Вдруг ему послышался голос Сатклиффа, предостерегавший:
— Обри, ваш ум похож на жирную отбивную. Или молчите, или обольщайте на всю катушку. Чтобы никакого занудства.
Бедняга никак не мог быть в лучшем настроении, чем его повелитель и раб, однако продолжал в том же игривом тоне — хотя временами от усталости его голос звучал не громче комариного писка. Великий человек с чувством продекламировал:
Как вялый артишок земля суха,
Ласкать ее уж нету сил…
Острый кактус первородного греха
И честь ее, и душу погубил.
Блэнфорд, обычно не способный придумать сходу ответ, откликнулся очень живо:
— Роб, вам ли разевать рот на глянцевое райское яблочко, вы напоминаете старый прохудившийся футбольный мяч, полный гниющей слизи.

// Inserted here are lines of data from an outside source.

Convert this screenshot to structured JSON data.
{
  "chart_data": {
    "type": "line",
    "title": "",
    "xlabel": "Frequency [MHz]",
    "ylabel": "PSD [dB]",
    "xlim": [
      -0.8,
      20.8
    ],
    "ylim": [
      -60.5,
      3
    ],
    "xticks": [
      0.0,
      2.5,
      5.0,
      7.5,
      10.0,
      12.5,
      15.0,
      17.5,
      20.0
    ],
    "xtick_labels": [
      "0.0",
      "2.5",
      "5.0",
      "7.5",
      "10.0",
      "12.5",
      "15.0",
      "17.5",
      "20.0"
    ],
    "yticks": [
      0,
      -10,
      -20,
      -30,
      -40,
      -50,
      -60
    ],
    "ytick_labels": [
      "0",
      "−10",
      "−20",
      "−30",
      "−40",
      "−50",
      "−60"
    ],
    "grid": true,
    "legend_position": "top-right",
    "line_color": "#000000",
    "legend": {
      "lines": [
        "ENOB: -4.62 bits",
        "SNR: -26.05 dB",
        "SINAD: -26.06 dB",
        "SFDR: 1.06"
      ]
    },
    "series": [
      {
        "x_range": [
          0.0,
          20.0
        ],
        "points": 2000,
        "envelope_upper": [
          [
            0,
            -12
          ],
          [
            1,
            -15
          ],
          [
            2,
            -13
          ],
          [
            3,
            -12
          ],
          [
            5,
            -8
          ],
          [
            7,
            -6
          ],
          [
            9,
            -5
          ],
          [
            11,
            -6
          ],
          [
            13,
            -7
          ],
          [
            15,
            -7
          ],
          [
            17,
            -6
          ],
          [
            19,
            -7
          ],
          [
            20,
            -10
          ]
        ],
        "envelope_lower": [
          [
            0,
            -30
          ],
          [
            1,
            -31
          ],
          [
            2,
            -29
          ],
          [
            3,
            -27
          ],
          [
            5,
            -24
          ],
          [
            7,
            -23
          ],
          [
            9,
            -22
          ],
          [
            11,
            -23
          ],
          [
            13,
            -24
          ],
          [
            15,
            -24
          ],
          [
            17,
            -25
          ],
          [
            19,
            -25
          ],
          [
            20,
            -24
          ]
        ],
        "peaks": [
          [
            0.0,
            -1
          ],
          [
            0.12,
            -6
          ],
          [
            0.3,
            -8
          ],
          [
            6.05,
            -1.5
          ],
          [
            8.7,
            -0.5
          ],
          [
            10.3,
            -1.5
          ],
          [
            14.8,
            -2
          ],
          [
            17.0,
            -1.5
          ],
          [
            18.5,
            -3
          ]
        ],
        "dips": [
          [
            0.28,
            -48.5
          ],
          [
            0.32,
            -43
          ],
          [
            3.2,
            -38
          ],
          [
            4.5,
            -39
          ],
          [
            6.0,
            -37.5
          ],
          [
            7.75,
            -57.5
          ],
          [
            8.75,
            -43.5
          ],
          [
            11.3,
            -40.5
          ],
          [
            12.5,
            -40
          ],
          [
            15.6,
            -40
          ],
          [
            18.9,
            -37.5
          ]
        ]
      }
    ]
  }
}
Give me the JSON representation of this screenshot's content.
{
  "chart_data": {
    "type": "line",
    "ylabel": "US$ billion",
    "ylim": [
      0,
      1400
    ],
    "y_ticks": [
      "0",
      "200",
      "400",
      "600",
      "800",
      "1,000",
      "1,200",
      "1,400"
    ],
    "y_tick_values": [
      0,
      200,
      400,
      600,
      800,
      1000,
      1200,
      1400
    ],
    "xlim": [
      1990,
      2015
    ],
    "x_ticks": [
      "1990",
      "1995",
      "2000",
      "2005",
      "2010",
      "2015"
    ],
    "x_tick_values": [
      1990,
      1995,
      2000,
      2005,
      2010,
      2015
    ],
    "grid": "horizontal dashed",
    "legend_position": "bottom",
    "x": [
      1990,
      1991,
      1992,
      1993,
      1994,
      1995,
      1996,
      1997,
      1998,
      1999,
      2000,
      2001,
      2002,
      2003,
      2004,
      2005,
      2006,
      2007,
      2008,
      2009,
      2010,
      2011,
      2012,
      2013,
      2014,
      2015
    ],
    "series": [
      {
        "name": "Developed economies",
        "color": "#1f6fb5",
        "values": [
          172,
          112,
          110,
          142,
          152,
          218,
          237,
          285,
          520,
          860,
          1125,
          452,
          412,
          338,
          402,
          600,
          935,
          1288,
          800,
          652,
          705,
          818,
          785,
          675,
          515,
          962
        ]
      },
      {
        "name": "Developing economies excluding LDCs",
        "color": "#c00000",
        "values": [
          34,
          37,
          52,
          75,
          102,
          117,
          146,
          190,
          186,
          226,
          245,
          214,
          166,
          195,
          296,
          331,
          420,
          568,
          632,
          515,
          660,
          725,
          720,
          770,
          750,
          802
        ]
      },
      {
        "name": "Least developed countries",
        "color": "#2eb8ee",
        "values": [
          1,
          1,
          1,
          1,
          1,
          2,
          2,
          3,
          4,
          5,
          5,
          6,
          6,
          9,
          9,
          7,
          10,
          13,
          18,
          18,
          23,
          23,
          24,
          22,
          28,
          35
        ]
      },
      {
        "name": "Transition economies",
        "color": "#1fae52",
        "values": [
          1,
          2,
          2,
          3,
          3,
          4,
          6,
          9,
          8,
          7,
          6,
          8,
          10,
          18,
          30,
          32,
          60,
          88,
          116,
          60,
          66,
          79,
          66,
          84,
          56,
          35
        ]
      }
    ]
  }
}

Как-то во время оксфордских военных учений он услышал выражение «omega
[166]
grey», оказалось, что это научное определение темно-темно-серого оттенка, предшествующего уже черному; и теперь, погрузившись в беспокойное наркотическое полузабытье, менявшее все вокруг, все формы, цвета и звуки, он вдруг увидел, что за окнами белой палаты все выкрашено в этот самый цвет — предельно серый, почти черный цвет смерти. «Предельно серый, предельно серый», — крутилось в его голове, то ли во сне, то ли наяву… Преображенная дурманом реальность, пропущенная сквозь сетку обрывочных ощущений, недавно пережитых, налагалась на жуткие картины. Он видел тело своей матери, изображенное каким-то эпигоном кубизма в виде ню с дельфиньей головой, целая серия ню. У нее были темные зубы, а десны рыхлые, как желатин. А потом она сильно раздулась и зависла над Темзой, чтобы защитить ее от вражеских самолетов; и еще она была вся серая, камуфляжно-серая, предельно серая, то есть на грани черной духовной ночи, настигнувшей их всех, словно очередная ледниковая катастрофа. Видно, он уже не успеет достичь того замечательного душевного равновесия, которое ассоциировалось у него (и совершенно напрасно) с актом созидания. Что он делает тут, в плавящейся от жары постели, пьяный от всякого пойла и от лекарств, когда уже полыхает Рим? Он должен молиться вслух, громко молиться, старательно перебирая четки.
Он нажал ладонями на веки, и над глазными яблоками брызнули искры. Как же он не сообразил! Он ведь как раз сейчас почти сподобился того блаженного состояния, которое считал уже недостижимым! Вот оно, неизреченное и неопределимое, но уже наливающееся соками, чтобы сформироваться в некую субстанцию. Он напоминал себе растяпу, который никак не может найти очки, а они у него на голове. Вот он, долгожданный позыв, они, наконец, исторгаются… слова, соединенные лишь свободными ассоциациями… они поплыли под его виденьями, наподобие субтитров к непостижимому фильму, написанных сумасшедшим. (Иногда словарный запас пьяницы ничуть не уступает словесному изобилию мудреца.) Он увидел Ливию, прижимающую палец к губам.